Laura Ballini a Bagno Vignoni

Domani pomeriggio 3 Aprile alle ore 18.00 a BAGNO VIGNONI presso la sala mosre delle Piscine dell’Hotel Posta Marcucci si inaugura la mostra di pittura dell’artista elbese LAURA BALLINI, che rimmarra’ aperta per tutto il mese d’aprile.

Agli scettici e a quanti sono convinti dell’oggettività del reale io dico che quella sera, dalla terrazza di casa mia – terrazza che in questa parte di Toscana significa ‘balcone’ –, io vedevo il mare della campagna lontana, con le sue file di cipressi, e tentavo l’ebbrezza di un naufragio leopardiano; mia madre, invece, ripensava ai ritmici filari di San Guido; mio padre sentiva – ne sono sicuro – il profumo del legno di cipresso.
Tutti e tre guardavamo le colline senza sospettare che ciascuno di noi vedeva un panorama diverso.
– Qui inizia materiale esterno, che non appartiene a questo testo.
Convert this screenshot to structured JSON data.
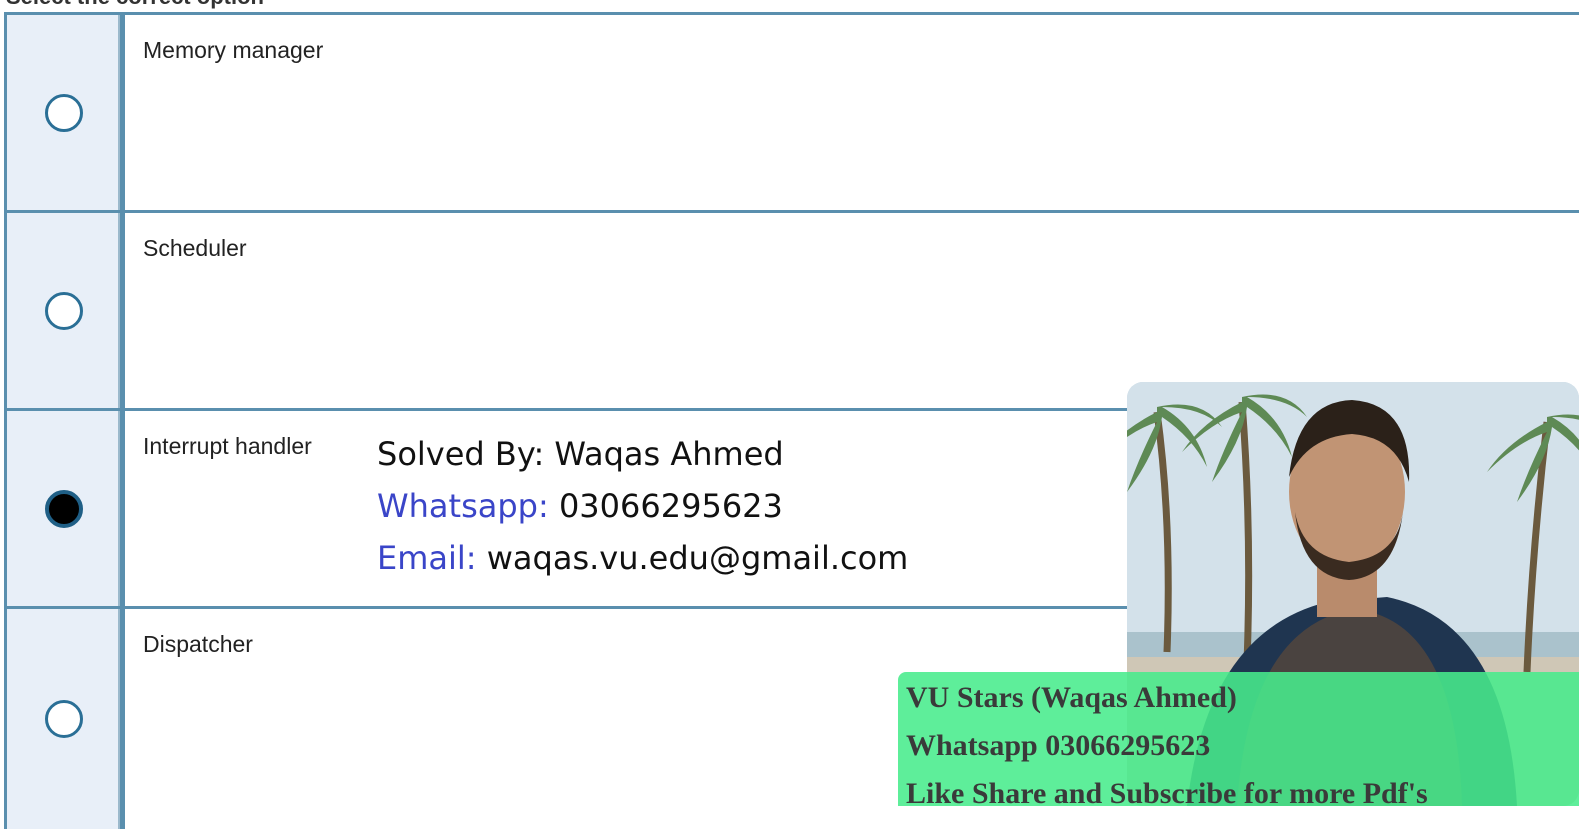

Posso dire, però, che per tutti noi, laggiù in fondo – in quella nebbia dove lo sguardo non penetrava – c’era la mia felicità, l’unica cosa, si fa per dire, oggettiva (Timothy Holthorne & Raffaele Giannetti, Altri racconti del diavolo).

 Dolce è l’inquietudine che mi trasmettono i quadri di Laura, perché io ci sono già stato, in quei quadri. Quando non saprei dire, con precisione, ma so di esserci stato, davvero. È come ritornare dentro il mondo dell’infanzia, quando l’invenzione fa ancora parte del quotidiano, e in qualche maniera lo prepara. Ho già guardato il faro sulla scogliera da sotto un albero frondoso (ma c’è un trucco: dentro quei fiori infiammati di cielo c’è ben altro di quello che sembra). Vicino troviamo i fichi d’india e appena più là un concerto sulle acque, come fosse esalazione di un’anima sensibile.
Ho già provato quelle emozioni sull’acqua; ho già vissuto nel mondo di Gabriele e del suo ricordo felice. E se la vita della mente non è un inganno, so che da qualche parte della mia esperienza – intima, silenziosa, tutta mia – quando la notte mi avvolgeva, essa prendeva le dolci forme e le morbide pieghe del mio pigiama o del lenzuolo. Non era, naturalmente, la notte comune, quella, per così dire, dell’orologio o degli astri, ma quella del mio sonno. Dunque, c’era una volta un cuscino… Pioveva dal grande imbuto del cielo, lacrimava una barca dal suo occhio.
Ripagante è l‘inquietudine che mi trasmette la fantasia di Laura, perché mi rassicura sull’esistenza di una dimensione pericolosa a pensarla solo mia. Del resto, non ci sono dubbi che si tratti di una immaginazione veritiera: ne fa fede la chiave lasciata sul ramo, una di quelle chiavi vere, moderne, di quelle per le serrature di sicurezza, di quelle che aprono i nostri mondi di oggi, non quelle false, rugginose e pesanti, di una volta.
La felicità espressiva di Laura è lì, di fronte a noi, per essere nuovamente abitata.